闘技場を見渡すと、様々な人々が手に髪を握りしめて叫んでいる。

この前、ローラがギルドで行なったものとは全く違う戦いが糖業の中で繰り広げられている。

リアンが呆気に取られていると、ローラがリアンの肩を軽く叩き、観客席の上を見るように指をさした。

すると、そこには闘技場全体を上から見渡せる特等席のようなものを発見する。

しかし、驚くべきことはそこでは無く、そこに座っていたのがこの国の王であるアストなのだ。

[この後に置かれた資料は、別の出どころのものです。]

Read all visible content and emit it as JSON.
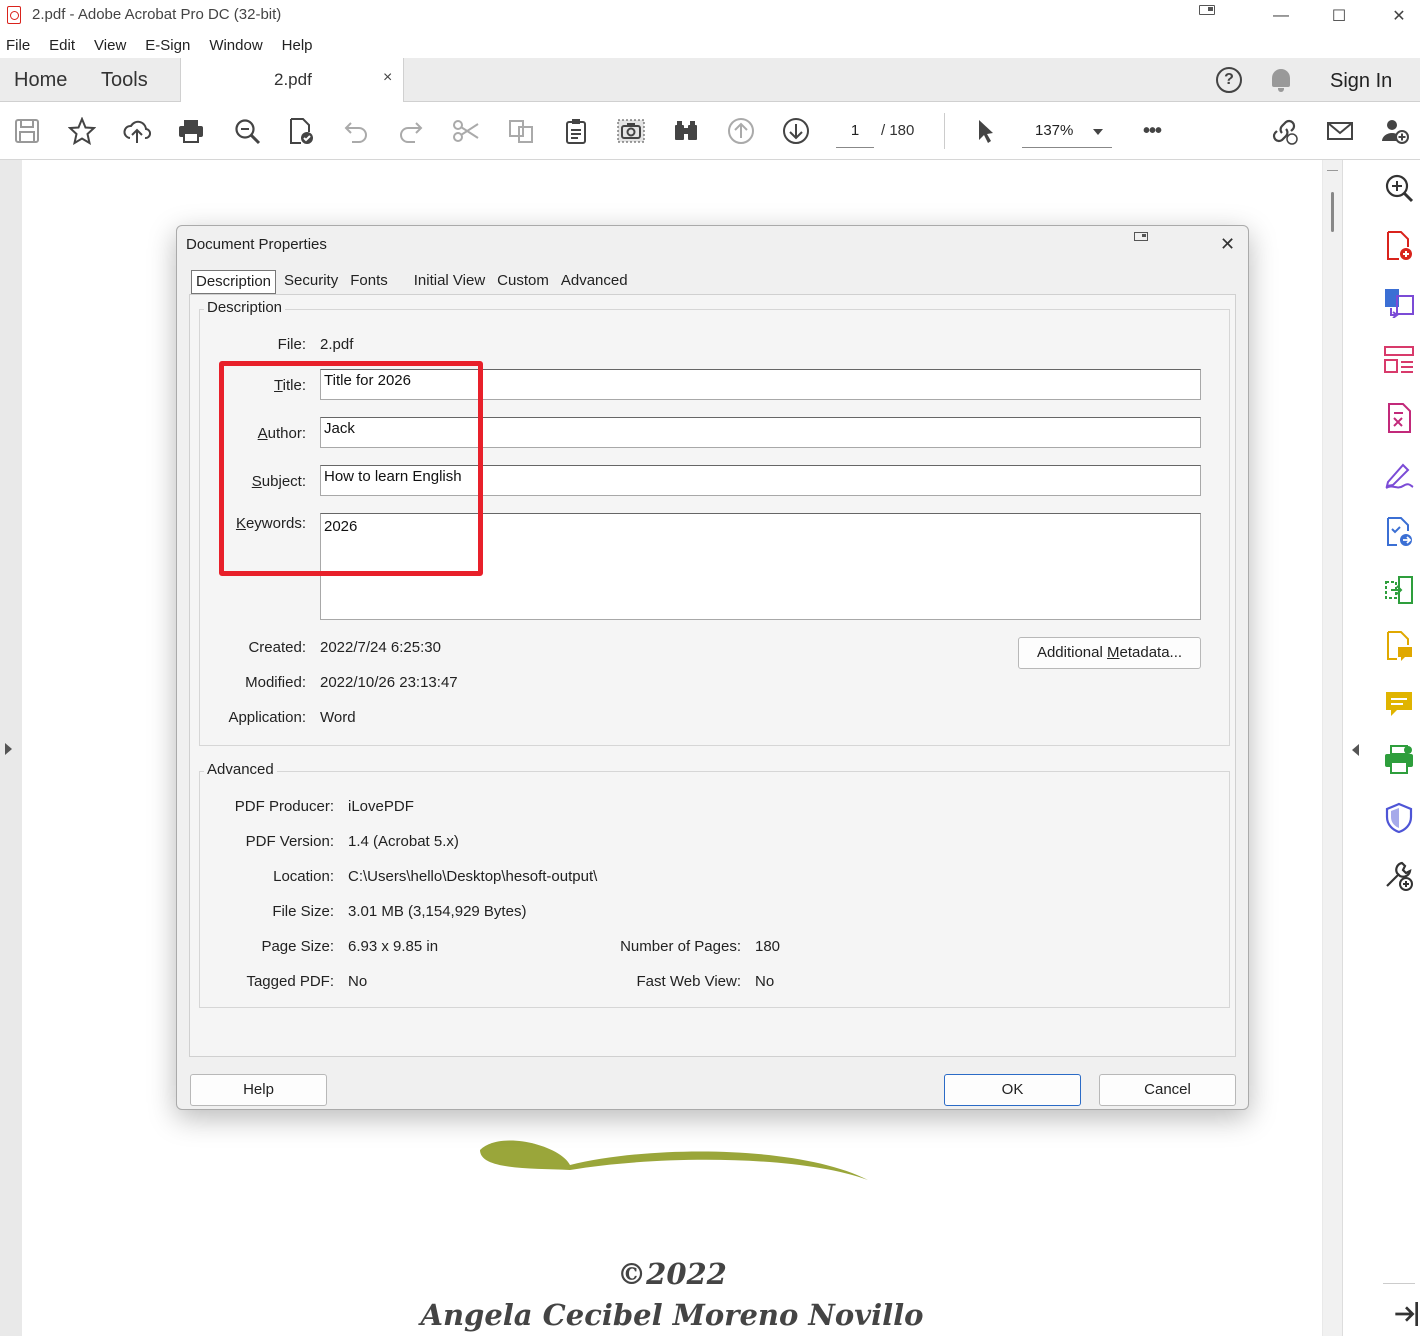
{
  "window": {
    "title": "2.pdf - Adobe Acrobat Pro DC (32-bit)",
    "minimize": "—",
    "maximize": "☐",
    "close": "✕"
  },
  "menu": [
    "File",
    "Edit",
    "View",
    "E-Sign",
    "Window",
    "Help"
  ],
  "tabs": {
    "home": "Home",
    "tools": "Tools",
    "document": "2.pdf",
    "close": "×",
    "sign_in": "Sign In",
    "help": "?"
  },
  "toolbar": {
    "page_current": "1",
    "page_total": "/  180",
    "zoom": "137%",
    "more": "•••"
  },
  "page_content": {
    "copyright": "©2022",
    "author": "Angela Cecibel Moreno Novillo"
  },
  "dialog": {
    "title": "Document Properties",
    "close": "✕",
    "tabs": [
      "Description",
      "Security",
      "Fonts",
      "Initial View",
      "Custom",
      "Advanced"
    ],
    "description": {
      "group_label": "Description",
      "file_label": "File:",
      "file_value": "2.pdf",
      "title_label": "Title:",
      "title_value": "Title for 2026",
      "author_label": "Author:",
      "author_value": "Jack",
      "subject_label": "Subject:",
      "subject_value": "How to learn English",
      "keywords_label": "Keywords:",
      "keywords_value": "2026",
      "created_label": "Created:",
      "created_value": "2022/7/24 6:25:30",
      "modified_label": "Modified:",
      "modified_value": "2022/10/26 23:13:47",
      "application_label": "Application:",
      "application_value": "Word",
      "additional_metadata": "Additional Metadata..."
    },
    "advanced": {
      "group_label": "Advanced",
      "producer_label": "PDF Producer:",
      "producer_value": "iLovePDF",
      "version_label": "PDF Version:",
      "version_value": "1.4 (Acrobat 5.x)",
      "location_label": "Location:",
      "location_value": "C:\\Users\\hello\\Desktop\\hesoft-output\\",
      "filesize_label": "File Size:",
      "filesize_value": "3.01 MB (3,154,929 Bytes)",
      "pagesize_label": "Page Size:",
      "pagesize_value": "6.93 x 9.85 in",
      "numpages_label": "Number of Pages:",
      "numpages_value": "180",
      "tagged_label": "Tagged PDF:",
      "tagged_value": "No",
      "fastweb_label": "Fast Web View:",
      "fastweb_value": "No"
    },
    "buttons": {
      "help": "Help",
      "ok": "OK",
      "cancel": "Cancel"
    }
  },
  "colors": {
    "highlight": "#e8202a",
    "acrobat_red": "#d9231c",
    "primary_button_border": "#2b6bc6",
    "swoosh": "#9aa63a"
  }
}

アストは闘技場で必死になって戦っている選手達を笑いながら観戦している。

リアンはこの事を放っておくわけにも行かず、ローラと一緒に特等席まで向かおうとした時、ローラがリアンの手を止める。


「ねぇ、リアンちゃん。ここは私に任せて」

「何か策があるのね」

「うん、だから何が起きてもそこでおとなしく見ててね」

「それは別に構わないけれど・・・」


そう言い残すと、ローラはリアンの元を離れ何処かに歩いて行ってしまう。

ローラが去り際に、少し笑みを浮かべながらボソボソと何かを呟いていたのだが、全く聞き取ることができなかった。

リアンが考えている間にも闘技場の試合は進んでゆく。

リアンが闘技場の方へ振り向くと、男の悲鳴が聞こえた後に大きな歓声が辺りから響き渡る。

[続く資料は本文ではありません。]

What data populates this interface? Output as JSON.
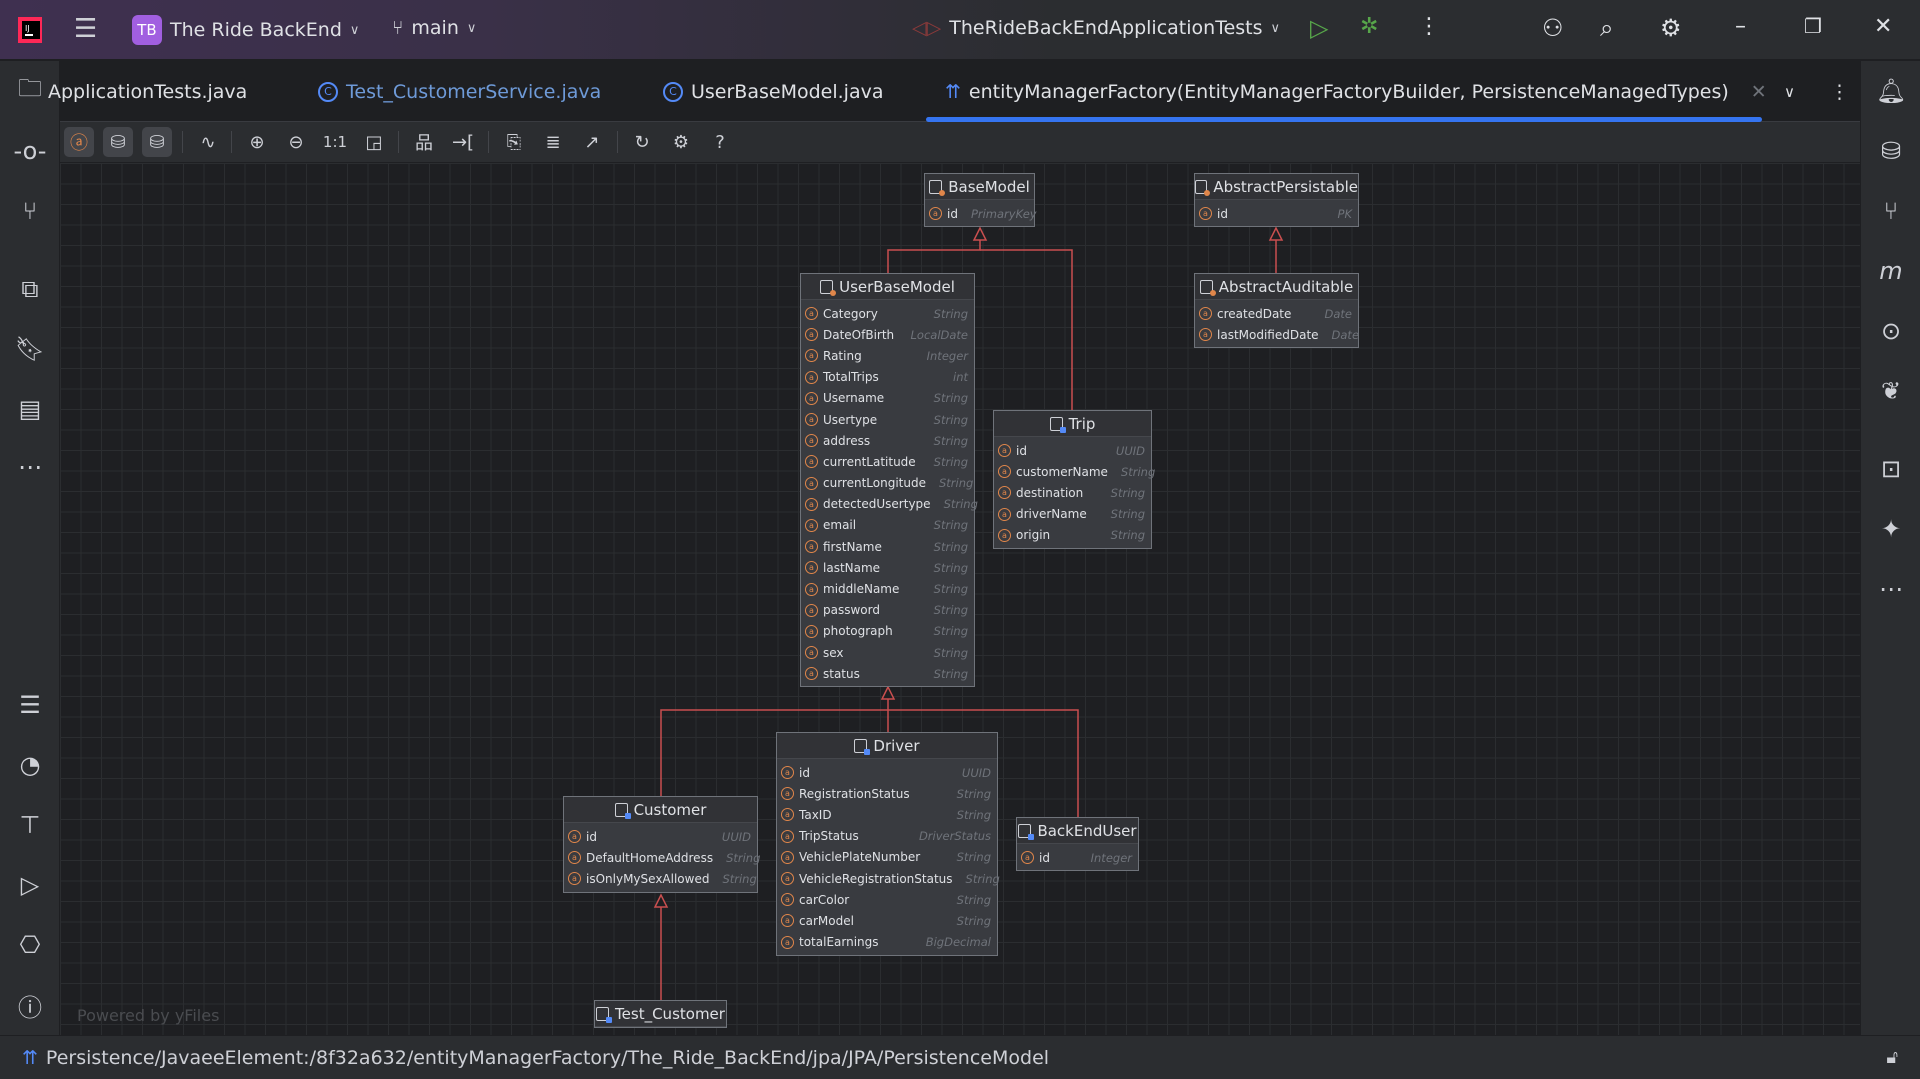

どうやら勝負が終わったようだ。兵士が二人闘技場の左の入り口から出てくると、地面に血まみれで倒れている男を担架に乗せ、運び出す。

もう一人は雄叫びをあげながら右の入り口に戻って行く。試合が終わり、次の殺し合いが組まれる。

次の組み合わせは一対一のタイマンではなく、ラロードという選手の百人組手らしい。

会場も歓声に包まれる。リアンはというと、ローラのことが心配で先ほどの試合の内容が一切頭に入っていなかった。

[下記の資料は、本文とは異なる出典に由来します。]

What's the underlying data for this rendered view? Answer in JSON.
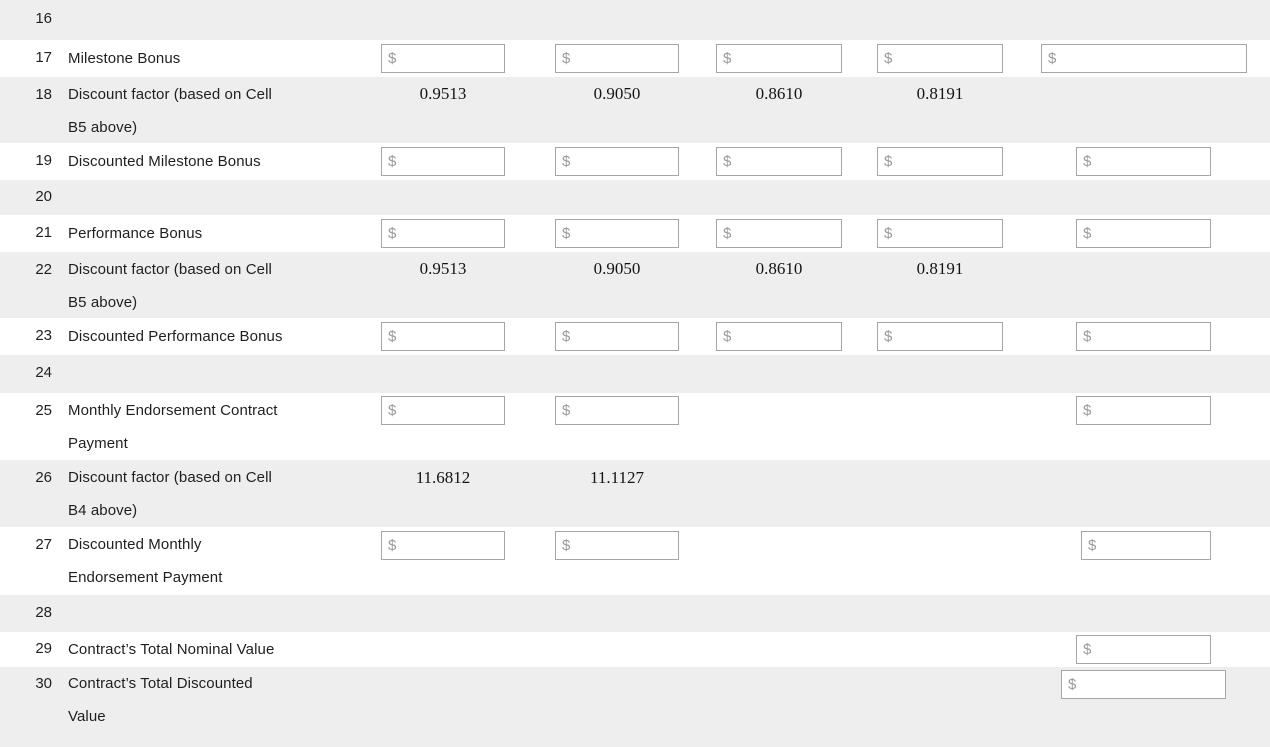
{
  "sheet": {
    "currency_placeholder": "$",
    "rows": [
      {
        "number": "16",
        "label": "",
        "label_line2": "",
        "values": [],
        "inputs": []
      },
      {
        "number": "17",
        "label": "Milestone Bonus",
        "label_line2": "",
        "values": [],
        "inputs": [
          "$",
          "$",
          "$",
          "$",
          "$"
        ]
      },
      {
        "number": "18",
        "label": "Discount factor (based on Cell",
        "label_line2": "B5 above)",
        "values": [
          "0.9513",
          "0.9050",
          "0.8610",
          "0.8191"
        ],
        "inputs": []
      },
      {
        "number": "19",
        "label": "Discounted Milestone Bonus",
        "label_line2": "",
        "values": [],
        "inputs": [
          "$",
          "$",
          "$",
          "$",
          "$"
        ]
      },
      {
        "number": "20",
        "label": "",
        "label_line2": "",
        "values": [],
        "inputs": []
      },
      {
        "number": "21",
        "label": "Performance Bonus",
        "label_line2": "",
        "values": [],
        "inputs": [
          "$",
          "$",
          "$",
          "$",
          "$"
        ]
      },
      {
        "number": "22",
        "label": "Discount factor (based on Cell",
        "label_line2": "B5 above)",
        "values": [
          "0.9513",
          "0.9050",
          "0.8610",
          "0.8191"
        ],
        "inputs": []
      },
      {
        "number": "23",
        "label": "Discounted Performance Bonus",
        "label_line2": "",
        "values": [],
        "inputs": [
          "$",
          "$",
          "$",
          "$",
          "$"
        ]
      },
      {
        "number": "24",
        "label": "",
        "label_line2": "",
        "values": [],
        "inputs": []
      },
      {
        "number": "25",
        "label": "Monthly Endorsement Contract",
        "label_line2": "Payment",
        "values": [],
        "inputs": [
          "$",
          "$",
          "$"
        ]
      },
      {
        "number": "26",
        "label": "Discount factor (based on Cell",
        "label_line2": "B4 above)",
        "values": [
          "11.6812",
          "11.1127"
        ],
        "inputs": []
      },
      {
        "number": "27",
        "label": "Discounted Monthly",
        "label_line2": "Endorsement Payment",
        "values": [],
        "inputs": [
          "$",
          "$",
          "$"
        ]
      },
      {
        "number": "28",
        "label": "",
        "label_line2": "",
        "values": [],
        "inputs": []
      },
      {
        "number": "29",
        "label": "Contract’s Total Nominal Value",
        "label_line2": "",
        "values": [],
        "inputs": [
          "$"
        ]
      },
      {
        "number": "30",
        "label": "Contract’s Total Discounted",
        "label_line2": "Value",
        "values": [],
        "inputs": [
          "$"
        ]
      }
    ]
  },
  "colors": {
    "shaded_row": "#eeeeee",
    "plain_row": "#ffffff",
    "input_border": "#a6a6a6",
    "placeholder": "#9a9a9a",
    "text": "#1f1f1f"
  }
}
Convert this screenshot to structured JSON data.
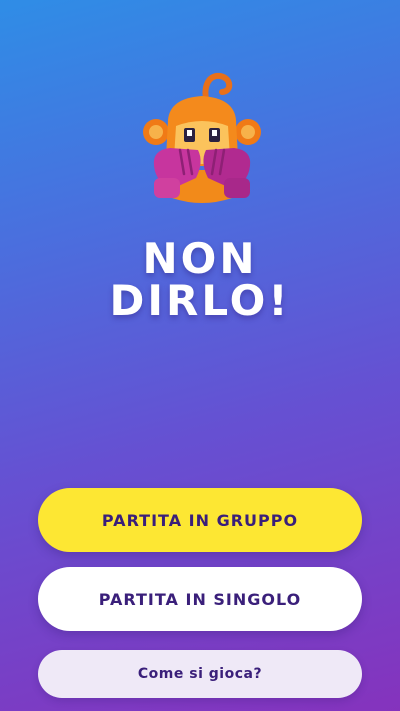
{
  "app": {
    "title_line1": "NON",
    "title_line2": "DIRLO!",
    "mascot": "monkey-speak-no-evil-icon"
  },
  "actions": {
    "group_play_label": "PARTITA IN GRUPPO",
    "single_play_label": "PARTITA IN SINGOLO",
    "how_to_play_label": "Come si gioca?"
  },
  "colors": {
    "background_top": "#2f8de6",
    "background_bottom": "#8533bd",
    "primary_button": "#fde733",
    "secondary_button": "#ffffff",
    "tertiary_button": "#efe9f7",
    "button_text": "#3a1f7a"
  }
}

が、ラロードの名前を聞いた瞬間リアンは勢いよく階段を駆け下り、闘技場の手すりを掴み、辺りを見渡す。

この名前はリアンにとって『絶対に出してはいけない名前』であり、この名前を知っているのはこの世界で四人のみ。

そしてリアンの目に飛び込んで来たのはラロードと紹介され、左の入り口から現れる小柄な少女。

装飾として頭に魔物の頭を被って顔を隠し、服は動きやすさのために極限まで露出を高くし、右手に一本の刀を持つ。

その異様なオーラに辺りは沈黙に包まれる。特等席で見ていたアストも呆気にとられている。

しかし、そんな中で一人の少女だけが声を発する。

それは、怒りをあらわにするリアンである。


「どうしてあなたがここにいるの!その名前はもう使わないって約束でしょ!」

「・・・」

「どうしてまたあなたは同じ事を・・・」

「・・・」


リアンが必死に問いかけるも、ラロードは何も反応しない。

ラロードはそのまま闘技場の真ん中に仁王立ちをする。

しばらく意識をなくしていた審判も意識を取り戻し、試合開始のゴングを鳴らす。